Is this enough for a right proof?

Answer 1

Since I don't know what “will pick either value of one of the partial sums” means, I can't tell whether you are right or wrong. But you can do it as follows: since both series $\sum_{n=0}^\infty a_n$ and $\sum_{n=0}^\infty b_n$ converge, the series $\sum_{n=0}^\infty(a_n+b_n)$ converges too. And since$$(\forall n\in\mathbb Z_+):\min\{a_n,b_n\},\max\{a_n,b_n\}\leqslant a_n+b_n,$$both series $\sum_{n=0}^\infty\min\{a_n,b_n\}$ and $\sum_{n=0}^\infty\max\{a_n,b_n\}$ converge, by the comparison test.

Answer 2

Yes, both converge. Note that both the partial sums are monotone increasing, thus for convergence we only need an upper bound. However, we have $$ \sum_{j=0}^n \min\{a_j, b_j\} \leq \sum_{j=0}^n \max\{a_j, b_j\} \leq \sum_{j=0}^n (a_j + b_j) \leq \sum_{j\geq 0} a_j + \sum_{j\geq 0} b_j $$

Answer 3

0) $a_n, b_n \ge 0$, resp. series $\sum a_n$, $\sum b_n $ are convergent.
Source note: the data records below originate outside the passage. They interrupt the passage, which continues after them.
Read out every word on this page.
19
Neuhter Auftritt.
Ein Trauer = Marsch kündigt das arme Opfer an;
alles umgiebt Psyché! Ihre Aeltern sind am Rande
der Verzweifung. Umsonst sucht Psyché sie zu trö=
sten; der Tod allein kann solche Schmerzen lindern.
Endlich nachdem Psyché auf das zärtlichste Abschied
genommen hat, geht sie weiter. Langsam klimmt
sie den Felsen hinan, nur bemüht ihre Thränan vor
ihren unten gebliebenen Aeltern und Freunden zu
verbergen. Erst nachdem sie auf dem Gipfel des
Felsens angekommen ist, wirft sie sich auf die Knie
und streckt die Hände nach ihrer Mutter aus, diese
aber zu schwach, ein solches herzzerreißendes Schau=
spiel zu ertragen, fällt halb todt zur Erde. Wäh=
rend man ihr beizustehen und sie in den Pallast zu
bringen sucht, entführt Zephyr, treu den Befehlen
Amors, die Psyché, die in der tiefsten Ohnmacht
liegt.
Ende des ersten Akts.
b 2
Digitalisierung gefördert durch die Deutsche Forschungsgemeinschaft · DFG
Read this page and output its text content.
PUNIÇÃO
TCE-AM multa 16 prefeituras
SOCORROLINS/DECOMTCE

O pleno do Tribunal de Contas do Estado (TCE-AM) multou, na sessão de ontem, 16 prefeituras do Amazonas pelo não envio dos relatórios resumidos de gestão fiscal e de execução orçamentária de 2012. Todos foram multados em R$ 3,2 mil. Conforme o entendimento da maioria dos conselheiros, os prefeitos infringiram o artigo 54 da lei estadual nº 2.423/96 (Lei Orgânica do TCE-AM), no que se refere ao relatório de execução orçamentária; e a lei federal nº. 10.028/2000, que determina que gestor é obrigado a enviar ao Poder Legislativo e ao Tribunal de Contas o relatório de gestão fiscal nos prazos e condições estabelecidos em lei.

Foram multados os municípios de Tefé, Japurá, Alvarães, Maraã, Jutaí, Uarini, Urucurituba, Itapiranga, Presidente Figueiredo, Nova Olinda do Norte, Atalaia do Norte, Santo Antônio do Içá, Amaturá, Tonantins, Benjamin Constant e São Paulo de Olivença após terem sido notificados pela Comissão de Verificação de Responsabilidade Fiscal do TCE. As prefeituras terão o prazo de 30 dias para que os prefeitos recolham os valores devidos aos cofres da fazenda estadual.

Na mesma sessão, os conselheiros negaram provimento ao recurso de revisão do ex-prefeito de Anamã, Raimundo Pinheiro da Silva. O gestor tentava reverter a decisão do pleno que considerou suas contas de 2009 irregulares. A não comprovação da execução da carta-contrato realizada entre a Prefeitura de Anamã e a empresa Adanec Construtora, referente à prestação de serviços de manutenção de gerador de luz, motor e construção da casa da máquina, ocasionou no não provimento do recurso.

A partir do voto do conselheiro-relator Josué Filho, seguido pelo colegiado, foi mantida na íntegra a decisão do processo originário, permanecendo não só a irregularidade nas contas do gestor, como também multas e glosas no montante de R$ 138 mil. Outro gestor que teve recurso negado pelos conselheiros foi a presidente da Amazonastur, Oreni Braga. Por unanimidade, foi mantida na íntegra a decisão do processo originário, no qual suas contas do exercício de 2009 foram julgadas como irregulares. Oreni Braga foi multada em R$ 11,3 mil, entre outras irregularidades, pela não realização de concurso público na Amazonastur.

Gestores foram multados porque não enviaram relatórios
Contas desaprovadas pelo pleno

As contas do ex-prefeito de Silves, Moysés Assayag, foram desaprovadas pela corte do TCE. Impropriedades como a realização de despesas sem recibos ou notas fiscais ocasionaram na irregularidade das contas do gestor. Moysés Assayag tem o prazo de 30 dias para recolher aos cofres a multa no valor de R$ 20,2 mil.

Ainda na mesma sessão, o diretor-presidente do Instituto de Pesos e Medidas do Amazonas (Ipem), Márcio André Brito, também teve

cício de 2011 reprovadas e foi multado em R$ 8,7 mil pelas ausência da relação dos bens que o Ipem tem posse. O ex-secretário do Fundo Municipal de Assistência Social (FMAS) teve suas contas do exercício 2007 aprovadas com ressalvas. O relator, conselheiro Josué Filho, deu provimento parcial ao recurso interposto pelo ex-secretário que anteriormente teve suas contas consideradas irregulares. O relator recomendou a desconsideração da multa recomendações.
1) $0 \le \min (a_n, b_n) \le a_n$.

By comparison test $\sum \min(a_n, b_n)$ is convergent.

2) $\min (a_n, b_n) +\max (a_n, b_n) =$

$a_n +b_n$;

$0 \le \max(a_n, b_n) =$

$a_n +b_n - \min (a_n, b_n) < a_n + b_n$;

By comparison test $\sum \max(a_n, b_n)$ is convergent since $\sum(a_n +b_n) =\sum a_n +\sum b_n$ is convergent.

Answer 4

For $a_n,b_n\ge0$ we have the inequality $$0\le\min{\{a_n,b_n\}}\le\max{\{a_n,b_n\}}\le a_n+b_n$$ Hence, summing from $n=0$ to $\infty$, gives $$\sum_{n=0}^\infty0\le\sum_{n=0}^\infty\min{\{a_n,b_n\}}\le\sum_{n=0}^\infty\max{\{a_n,b_n\}}\le \sum_{n=0}^\infty(a_n+b_n)$$ $$0\le\sum_{n=0}^\infty\min{\{a_n,b_n\}}\le\sum_{n=0}^\infty\max{\{a_n,b_n\}}\le \sum_{n=0}^\infty a_n+\sum_{n=0}^\infty b_n$$ by the comparison test.

Answer 5

We have that

$$\sum \min\{a_n,b_n\}\le \sum a_n$$

therefore the series $\sum \min\{a_n,b_n\}$ converges and since

$$\sum \max\{a_n,b_n\}=\sum \frac{|a_n-b_n|+a_n+b_n}{2}=\frac12\sum |a_n-b_n|+\frac12\sum a_n+\frac12\sum b_n $$

also $\sum \max\{a_n,b_n\}$ converges too.